Batts fell in love with Kickowanna, the daughter of the Chowanoke Chief Kilcocanen, and subsequently married her. While they maintained their own home on the mainland, Batts liked to spend extended periods of time alone on his island. Kickowanna visited him by canoe and one night in a storm her canoe capsized, and she was drowned. Struck by grief, Batts never again left the island, and eventually died there, hence the name Batts’ Grave. The island eroded over time and disappeared completely in a 1950’s storm. A beautiful and tragic love story with all the romance and fidelity you would want in a state’s first settler.
Yet, there is another side to Nathaniel Batts’s story. Having established his permanent residence in the Carolinas in 1655, Batts returned to Virginia where on May 25, 1656, he married Mary Woodhouse, a wealthy widow with children. As Batts was known to be an asset rich, cash poor, wily man with creditors, Mary Woodhouse had the smarts to require a pre-nuptial agreement that Batts would not use her property to settle his debts. Having discovered an inlet on the Outer Banks, Batts was rewarded in 1657 by the Virginia General Court with a year’s respite from his creditors. This gave Batts time to sell his own Virginia property and settle his debts.
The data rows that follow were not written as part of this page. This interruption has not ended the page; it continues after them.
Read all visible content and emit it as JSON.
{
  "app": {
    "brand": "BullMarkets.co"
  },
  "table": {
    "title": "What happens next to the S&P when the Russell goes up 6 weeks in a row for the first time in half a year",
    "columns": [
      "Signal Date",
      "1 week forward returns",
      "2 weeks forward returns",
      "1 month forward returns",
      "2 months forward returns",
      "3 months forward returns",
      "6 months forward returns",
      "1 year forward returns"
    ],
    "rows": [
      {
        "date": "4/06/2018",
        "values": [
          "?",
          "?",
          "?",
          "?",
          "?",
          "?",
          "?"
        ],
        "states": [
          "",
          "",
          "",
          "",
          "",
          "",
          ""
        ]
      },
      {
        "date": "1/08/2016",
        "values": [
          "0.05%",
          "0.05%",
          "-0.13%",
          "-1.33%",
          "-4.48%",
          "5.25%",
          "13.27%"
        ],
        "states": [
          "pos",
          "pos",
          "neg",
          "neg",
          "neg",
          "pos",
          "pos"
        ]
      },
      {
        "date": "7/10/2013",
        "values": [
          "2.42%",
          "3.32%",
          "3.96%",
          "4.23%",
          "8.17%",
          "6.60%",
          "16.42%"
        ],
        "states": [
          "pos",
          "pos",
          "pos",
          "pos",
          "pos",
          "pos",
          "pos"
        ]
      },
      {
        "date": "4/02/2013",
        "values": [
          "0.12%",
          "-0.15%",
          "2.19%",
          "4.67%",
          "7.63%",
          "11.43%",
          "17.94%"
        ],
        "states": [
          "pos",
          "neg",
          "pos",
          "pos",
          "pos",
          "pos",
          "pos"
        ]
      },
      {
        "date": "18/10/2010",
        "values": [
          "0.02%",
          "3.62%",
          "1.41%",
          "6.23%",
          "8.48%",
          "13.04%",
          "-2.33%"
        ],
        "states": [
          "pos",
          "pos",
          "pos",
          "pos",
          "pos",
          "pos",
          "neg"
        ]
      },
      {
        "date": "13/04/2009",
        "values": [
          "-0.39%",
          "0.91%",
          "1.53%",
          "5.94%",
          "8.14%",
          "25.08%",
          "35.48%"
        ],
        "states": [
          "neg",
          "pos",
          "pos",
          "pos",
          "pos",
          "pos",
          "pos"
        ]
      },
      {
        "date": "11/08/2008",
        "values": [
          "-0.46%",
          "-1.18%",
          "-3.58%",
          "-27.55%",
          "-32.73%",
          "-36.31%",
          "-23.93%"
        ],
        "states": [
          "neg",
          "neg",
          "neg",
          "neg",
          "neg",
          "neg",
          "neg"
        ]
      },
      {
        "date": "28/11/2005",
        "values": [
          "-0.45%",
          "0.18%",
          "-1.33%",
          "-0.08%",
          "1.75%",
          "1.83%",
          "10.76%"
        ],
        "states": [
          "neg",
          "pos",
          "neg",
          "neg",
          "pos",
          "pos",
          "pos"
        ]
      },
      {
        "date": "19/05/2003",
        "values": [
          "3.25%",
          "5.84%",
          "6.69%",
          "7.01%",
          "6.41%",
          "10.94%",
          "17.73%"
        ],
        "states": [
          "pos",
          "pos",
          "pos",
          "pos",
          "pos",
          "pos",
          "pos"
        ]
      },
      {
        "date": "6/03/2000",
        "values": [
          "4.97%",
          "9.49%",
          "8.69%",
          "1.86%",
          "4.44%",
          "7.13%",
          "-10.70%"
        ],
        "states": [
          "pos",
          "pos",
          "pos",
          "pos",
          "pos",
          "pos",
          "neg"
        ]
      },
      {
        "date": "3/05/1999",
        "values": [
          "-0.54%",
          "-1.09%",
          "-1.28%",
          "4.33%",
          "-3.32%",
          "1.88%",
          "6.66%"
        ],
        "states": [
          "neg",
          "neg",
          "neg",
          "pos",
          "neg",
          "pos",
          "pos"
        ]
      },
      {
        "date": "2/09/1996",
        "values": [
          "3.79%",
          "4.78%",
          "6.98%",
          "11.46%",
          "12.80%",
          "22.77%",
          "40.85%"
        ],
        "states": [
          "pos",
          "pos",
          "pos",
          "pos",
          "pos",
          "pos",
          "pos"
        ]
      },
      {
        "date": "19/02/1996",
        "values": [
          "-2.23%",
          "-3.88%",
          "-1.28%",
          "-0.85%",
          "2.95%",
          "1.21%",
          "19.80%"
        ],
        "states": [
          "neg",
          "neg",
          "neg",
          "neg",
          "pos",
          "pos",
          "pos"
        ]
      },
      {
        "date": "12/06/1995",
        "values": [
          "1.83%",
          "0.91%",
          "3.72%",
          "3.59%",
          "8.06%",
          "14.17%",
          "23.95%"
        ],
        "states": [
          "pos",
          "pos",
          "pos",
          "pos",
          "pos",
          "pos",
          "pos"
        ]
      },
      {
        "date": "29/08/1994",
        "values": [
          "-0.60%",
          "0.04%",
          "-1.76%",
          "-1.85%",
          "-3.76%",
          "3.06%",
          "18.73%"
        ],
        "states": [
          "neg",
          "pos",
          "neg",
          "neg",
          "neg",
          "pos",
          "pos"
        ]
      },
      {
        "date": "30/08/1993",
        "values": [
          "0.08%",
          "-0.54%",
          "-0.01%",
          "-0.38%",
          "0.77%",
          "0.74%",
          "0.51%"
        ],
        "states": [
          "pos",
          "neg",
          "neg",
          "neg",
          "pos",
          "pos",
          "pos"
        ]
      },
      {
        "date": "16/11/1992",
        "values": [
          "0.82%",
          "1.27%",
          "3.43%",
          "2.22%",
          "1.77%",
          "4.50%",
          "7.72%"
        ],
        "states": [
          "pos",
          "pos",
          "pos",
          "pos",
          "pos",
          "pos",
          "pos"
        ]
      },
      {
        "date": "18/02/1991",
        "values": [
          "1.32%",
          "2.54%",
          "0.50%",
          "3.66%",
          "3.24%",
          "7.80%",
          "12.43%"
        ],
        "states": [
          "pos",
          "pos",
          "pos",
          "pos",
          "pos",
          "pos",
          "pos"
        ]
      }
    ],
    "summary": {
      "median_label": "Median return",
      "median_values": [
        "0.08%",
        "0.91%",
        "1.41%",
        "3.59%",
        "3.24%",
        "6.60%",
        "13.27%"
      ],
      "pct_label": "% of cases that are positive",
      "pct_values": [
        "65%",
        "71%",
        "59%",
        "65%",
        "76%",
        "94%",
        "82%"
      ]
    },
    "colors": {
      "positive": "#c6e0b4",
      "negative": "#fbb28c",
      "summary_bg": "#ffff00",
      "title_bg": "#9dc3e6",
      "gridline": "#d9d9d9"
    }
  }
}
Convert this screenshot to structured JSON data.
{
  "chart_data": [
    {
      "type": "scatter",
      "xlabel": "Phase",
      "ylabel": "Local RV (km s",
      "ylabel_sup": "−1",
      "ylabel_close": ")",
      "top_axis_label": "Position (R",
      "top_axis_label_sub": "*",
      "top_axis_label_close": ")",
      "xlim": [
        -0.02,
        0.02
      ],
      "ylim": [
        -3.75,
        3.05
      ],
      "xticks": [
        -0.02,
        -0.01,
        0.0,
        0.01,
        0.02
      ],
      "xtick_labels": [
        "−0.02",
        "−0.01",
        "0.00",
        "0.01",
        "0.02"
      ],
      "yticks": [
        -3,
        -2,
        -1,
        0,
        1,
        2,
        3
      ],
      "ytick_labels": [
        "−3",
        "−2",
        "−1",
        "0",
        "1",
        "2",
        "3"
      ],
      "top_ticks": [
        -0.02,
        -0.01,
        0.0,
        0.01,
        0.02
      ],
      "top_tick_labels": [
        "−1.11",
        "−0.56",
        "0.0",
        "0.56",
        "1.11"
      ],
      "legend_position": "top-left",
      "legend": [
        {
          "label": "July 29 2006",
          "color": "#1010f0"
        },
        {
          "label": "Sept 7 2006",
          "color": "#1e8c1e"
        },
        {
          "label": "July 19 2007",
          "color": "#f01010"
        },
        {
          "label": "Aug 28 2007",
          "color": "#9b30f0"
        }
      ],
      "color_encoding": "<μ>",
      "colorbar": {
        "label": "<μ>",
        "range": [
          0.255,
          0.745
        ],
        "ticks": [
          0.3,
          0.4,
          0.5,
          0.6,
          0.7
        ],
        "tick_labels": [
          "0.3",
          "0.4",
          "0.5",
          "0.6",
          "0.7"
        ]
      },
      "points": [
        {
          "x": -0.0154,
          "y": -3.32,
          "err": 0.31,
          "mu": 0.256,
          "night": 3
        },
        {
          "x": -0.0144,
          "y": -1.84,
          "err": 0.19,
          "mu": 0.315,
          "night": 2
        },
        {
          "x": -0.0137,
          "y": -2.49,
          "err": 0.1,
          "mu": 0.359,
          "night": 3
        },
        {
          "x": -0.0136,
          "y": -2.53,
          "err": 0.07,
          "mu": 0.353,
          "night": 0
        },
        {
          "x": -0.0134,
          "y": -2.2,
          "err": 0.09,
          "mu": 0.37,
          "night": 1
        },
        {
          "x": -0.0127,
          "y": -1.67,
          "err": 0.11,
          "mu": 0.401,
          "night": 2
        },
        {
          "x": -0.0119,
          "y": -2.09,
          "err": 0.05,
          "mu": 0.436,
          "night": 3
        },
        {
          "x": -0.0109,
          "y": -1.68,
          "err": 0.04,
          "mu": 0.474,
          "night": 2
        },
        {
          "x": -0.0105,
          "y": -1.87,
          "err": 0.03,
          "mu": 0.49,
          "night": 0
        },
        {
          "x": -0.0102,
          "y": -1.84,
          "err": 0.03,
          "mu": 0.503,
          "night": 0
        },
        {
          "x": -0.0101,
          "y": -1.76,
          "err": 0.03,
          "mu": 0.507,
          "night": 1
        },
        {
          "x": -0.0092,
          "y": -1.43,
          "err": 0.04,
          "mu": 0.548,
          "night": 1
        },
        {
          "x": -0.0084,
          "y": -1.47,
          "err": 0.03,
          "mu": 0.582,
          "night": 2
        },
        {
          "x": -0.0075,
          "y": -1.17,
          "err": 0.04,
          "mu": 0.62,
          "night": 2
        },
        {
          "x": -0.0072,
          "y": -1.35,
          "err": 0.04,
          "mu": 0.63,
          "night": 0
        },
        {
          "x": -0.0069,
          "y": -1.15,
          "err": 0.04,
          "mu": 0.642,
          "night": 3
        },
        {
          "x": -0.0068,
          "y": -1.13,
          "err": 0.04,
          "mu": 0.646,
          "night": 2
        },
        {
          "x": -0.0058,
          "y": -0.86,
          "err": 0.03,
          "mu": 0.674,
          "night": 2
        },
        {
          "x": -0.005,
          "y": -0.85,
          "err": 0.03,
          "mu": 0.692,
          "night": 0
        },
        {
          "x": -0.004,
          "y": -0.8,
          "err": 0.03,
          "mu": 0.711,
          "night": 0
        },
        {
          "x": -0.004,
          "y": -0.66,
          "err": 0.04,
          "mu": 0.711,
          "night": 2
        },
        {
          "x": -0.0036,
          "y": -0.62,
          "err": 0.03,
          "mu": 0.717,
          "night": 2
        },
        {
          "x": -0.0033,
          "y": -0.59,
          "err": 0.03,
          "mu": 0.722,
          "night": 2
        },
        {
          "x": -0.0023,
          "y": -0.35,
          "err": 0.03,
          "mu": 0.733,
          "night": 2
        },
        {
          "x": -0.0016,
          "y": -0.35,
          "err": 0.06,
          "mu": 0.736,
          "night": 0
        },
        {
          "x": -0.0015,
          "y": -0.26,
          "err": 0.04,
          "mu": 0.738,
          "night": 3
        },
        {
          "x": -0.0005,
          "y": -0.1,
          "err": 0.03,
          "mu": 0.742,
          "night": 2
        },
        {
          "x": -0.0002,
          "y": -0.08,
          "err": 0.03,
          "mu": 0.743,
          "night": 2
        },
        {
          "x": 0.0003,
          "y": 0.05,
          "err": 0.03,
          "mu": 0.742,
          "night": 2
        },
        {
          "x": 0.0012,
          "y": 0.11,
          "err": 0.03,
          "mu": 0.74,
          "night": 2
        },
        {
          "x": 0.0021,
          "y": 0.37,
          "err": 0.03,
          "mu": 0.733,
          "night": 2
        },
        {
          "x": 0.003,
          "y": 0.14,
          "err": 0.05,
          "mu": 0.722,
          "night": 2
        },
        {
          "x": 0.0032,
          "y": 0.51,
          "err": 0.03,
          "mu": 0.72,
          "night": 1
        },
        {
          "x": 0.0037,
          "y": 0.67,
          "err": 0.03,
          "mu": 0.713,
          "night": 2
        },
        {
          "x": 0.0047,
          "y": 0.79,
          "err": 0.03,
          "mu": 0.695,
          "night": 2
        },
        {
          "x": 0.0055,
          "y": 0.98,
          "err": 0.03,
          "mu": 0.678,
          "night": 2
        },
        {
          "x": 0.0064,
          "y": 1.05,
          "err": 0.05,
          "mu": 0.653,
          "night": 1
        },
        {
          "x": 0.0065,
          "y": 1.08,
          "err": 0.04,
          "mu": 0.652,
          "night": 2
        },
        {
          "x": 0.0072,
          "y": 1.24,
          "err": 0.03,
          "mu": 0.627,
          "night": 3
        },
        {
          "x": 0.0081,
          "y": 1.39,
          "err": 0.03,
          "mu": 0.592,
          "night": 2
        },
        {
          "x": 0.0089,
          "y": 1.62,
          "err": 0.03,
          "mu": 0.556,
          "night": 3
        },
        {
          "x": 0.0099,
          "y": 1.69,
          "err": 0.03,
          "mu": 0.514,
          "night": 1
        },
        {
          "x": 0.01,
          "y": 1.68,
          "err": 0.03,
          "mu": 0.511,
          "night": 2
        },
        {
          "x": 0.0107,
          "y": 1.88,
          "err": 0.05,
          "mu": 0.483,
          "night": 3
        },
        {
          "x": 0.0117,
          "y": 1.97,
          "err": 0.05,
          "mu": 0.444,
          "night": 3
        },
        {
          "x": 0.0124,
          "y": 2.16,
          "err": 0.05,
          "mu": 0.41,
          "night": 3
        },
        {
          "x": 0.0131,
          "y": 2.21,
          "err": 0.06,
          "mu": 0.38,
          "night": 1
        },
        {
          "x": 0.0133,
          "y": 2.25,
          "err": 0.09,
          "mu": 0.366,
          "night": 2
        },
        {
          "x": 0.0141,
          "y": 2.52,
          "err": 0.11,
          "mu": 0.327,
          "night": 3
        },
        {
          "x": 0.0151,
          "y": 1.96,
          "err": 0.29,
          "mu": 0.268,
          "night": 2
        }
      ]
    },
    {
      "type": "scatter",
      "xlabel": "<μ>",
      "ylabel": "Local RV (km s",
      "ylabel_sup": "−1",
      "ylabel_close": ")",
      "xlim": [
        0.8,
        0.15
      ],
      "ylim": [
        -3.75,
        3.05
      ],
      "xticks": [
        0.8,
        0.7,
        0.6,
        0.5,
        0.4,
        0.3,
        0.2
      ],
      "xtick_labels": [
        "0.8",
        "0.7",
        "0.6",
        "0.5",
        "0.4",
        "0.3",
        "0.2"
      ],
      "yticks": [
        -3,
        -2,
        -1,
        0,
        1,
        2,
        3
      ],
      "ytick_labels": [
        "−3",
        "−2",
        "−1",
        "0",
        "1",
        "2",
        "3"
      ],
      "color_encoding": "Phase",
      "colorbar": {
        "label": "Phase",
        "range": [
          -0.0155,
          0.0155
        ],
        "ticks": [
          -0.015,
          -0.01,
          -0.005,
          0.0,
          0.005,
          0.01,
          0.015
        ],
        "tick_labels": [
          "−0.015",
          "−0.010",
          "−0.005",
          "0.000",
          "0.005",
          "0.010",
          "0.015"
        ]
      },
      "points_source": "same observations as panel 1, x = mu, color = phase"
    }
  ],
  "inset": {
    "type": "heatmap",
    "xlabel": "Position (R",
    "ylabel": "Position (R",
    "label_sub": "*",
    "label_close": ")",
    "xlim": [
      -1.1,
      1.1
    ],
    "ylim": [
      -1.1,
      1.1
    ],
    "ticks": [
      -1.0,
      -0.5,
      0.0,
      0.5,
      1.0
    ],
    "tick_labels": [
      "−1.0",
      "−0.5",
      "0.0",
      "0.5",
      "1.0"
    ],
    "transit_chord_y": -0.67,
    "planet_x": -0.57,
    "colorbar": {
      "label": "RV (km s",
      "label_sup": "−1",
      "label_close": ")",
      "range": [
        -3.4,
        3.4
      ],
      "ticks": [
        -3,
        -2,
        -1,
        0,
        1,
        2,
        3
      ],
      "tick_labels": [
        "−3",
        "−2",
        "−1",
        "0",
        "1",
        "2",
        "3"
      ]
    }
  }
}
Meanwhile Batts took to charging his wife room and board for his step-children. This was apparently the last straw for Mary Woodhouse who took her husband to court to get him to give up his claim to property left to the children by the late Mr Woodhouse. It may also have been the last straw for Batts because he went back to Carolina permanently, acquired the island bearing his name in 1660, and married Kickowanna. There is no evidence that Mary Woodhouse ever came to Carolina to visit Batts nor that Woodhouse and Batts ever divorced even as he married Kickowanna. In fact, on Batts’ death in 1679, Mary Woodhouse became the executrix of his estate, and she promptly re-married.
So there you have Folwell’s folly, a tale of two wives, and a bigamous dead-beat dad, a “time tested definition of marriage in North Carolina going back to 1655”.
If you’re going to use the state’s history as the basis of having millions of people vote on a change to the state constitution to proscribe the rights of a minority of North Carolinians it’s worth getting the facts right.